Mais « avant de parler d’impayés, il faut d’abord se préoccuper du retard du règlement », a prévenu François Coulin. Pour inciter un créancier à payer plus rapidement ses dettes, François Coulin a sa méthode : elle consiste pour le créancier à menacer son client débiteur de faire une déclaration de sinistre auprès de son assureur-crédit, même si dans la réalité le créancier n’a pas souscrit à une assurance-crédit.
Et de rappeler au client débiteur, s’il ne les connaît pas déjà, « que les conséquences sont lourdes : elles signifient pour le débiteur être black listé, il ne pourra plus importer depuis l’Europe et les États-Unis. «Cette méthode, confiait François Coulin, ça marche souvent ». Du moins, celle-ci se révèle dans certains cas bien plus efficace que le simple fait « d’exercer une pression avec des relances par mail », a souligné le dirigeant.

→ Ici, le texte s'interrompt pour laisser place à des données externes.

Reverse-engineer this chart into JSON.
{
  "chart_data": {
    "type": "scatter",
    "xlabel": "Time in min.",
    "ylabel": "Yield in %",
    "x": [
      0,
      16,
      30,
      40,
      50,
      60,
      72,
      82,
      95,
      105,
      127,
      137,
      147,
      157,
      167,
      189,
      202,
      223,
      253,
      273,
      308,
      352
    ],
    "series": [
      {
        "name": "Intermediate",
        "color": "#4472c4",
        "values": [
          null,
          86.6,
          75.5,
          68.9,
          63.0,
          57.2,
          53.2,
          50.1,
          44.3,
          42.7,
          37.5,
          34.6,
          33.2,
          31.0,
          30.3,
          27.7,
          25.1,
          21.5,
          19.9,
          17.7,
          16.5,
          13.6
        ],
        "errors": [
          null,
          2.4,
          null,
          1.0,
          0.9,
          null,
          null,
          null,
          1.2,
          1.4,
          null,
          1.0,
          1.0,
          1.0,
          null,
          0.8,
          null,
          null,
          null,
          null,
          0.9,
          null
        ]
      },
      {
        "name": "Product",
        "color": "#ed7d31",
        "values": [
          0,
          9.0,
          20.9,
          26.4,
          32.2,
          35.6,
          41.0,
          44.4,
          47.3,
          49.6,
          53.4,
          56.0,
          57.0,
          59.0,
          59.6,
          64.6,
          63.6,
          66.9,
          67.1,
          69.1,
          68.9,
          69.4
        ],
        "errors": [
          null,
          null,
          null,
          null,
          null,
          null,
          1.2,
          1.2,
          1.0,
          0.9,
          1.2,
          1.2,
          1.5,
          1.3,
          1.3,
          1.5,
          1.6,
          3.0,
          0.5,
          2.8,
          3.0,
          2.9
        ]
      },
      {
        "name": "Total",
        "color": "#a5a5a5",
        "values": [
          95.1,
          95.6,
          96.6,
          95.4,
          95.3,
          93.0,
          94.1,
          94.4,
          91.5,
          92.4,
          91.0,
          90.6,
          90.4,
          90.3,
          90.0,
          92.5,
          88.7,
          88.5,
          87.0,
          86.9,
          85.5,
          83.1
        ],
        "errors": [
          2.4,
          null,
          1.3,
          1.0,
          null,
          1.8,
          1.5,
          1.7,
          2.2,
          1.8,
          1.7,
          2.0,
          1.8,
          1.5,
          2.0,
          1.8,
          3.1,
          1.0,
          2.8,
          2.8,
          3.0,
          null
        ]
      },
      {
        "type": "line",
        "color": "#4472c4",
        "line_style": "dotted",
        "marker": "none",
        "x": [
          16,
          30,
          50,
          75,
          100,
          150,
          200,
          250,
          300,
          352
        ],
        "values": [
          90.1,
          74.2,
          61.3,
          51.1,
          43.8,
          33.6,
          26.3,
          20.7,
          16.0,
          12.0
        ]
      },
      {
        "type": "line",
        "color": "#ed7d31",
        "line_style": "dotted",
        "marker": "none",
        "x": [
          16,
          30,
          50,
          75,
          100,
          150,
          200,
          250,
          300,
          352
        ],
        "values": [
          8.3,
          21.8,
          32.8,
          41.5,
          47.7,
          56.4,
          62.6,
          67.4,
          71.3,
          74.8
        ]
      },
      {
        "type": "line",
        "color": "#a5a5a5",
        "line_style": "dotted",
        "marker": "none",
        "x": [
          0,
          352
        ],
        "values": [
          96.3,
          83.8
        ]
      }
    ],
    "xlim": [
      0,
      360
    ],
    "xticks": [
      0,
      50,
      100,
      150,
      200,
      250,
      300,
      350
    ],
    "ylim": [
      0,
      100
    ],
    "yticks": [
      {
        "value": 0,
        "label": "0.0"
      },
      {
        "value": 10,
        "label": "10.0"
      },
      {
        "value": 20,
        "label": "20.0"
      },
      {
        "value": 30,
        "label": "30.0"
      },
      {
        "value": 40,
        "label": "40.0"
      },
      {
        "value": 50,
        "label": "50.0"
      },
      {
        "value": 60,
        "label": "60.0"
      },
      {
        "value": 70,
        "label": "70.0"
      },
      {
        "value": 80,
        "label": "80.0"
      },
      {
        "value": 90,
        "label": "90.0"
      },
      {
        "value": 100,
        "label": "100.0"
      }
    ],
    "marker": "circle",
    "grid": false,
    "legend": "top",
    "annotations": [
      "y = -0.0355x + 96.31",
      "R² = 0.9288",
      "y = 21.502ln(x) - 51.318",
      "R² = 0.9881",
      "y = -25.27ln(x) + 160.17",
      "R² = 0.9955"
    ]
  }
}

Le mieux reste toutefois, pour éviter les démarches longues et onéreuses, d’être assuré auprès d’un assureur-crédit qui prendra en charge le recouvrement de créances étrangères pour son client.
Impayés : quand faut-il engager une procédure judiciaire ?
François Coulin a également recommandé aux entreprises qui réalisent des transactions commerciales à l’international de réfléchir aux démarches amiables ou judiciaires nécessaires en cas de litige. « Si en dernier ressort on va au tribunal, il y a deux solutions, on gagnera ou on perdra », a prévenu François Coulin.
« Quand est-ce qu’il faut aller au judiciaire en cas d’impayés ? », a alors interrogé Christine Gilguy qui animait le débat. « Il ne faut jamais aller au judiciaire, a affirmé François Coulin, car on ne gagnera pas plus ». Eva Sebban était sur la même ligne, estimant pour sa part que « la procédure judiciaire doit rester le moyen le plus efficace contre les débiteurs récalcitrants dans les situations extrêmes ». Si après plusieurs relances, le retard se transforme en impayé, alors la menace de saisir la justice reste un moyen pour faire pression sur son débiteur.
Dans ce cas, le créancier devra adapter ses opérations de recouvrement de créances étrangères au contexte local. Il devra opter pour les modalités de recouvrement les plus adaptées aux particularités juridiques du pays de son débiteur. « Je ne pense pas que l’on (le créancier) puisse faire l’économie des procédures judiciaires car on (il) perdrait de notre (sa) crédibilité », a conclu Eva Sebban.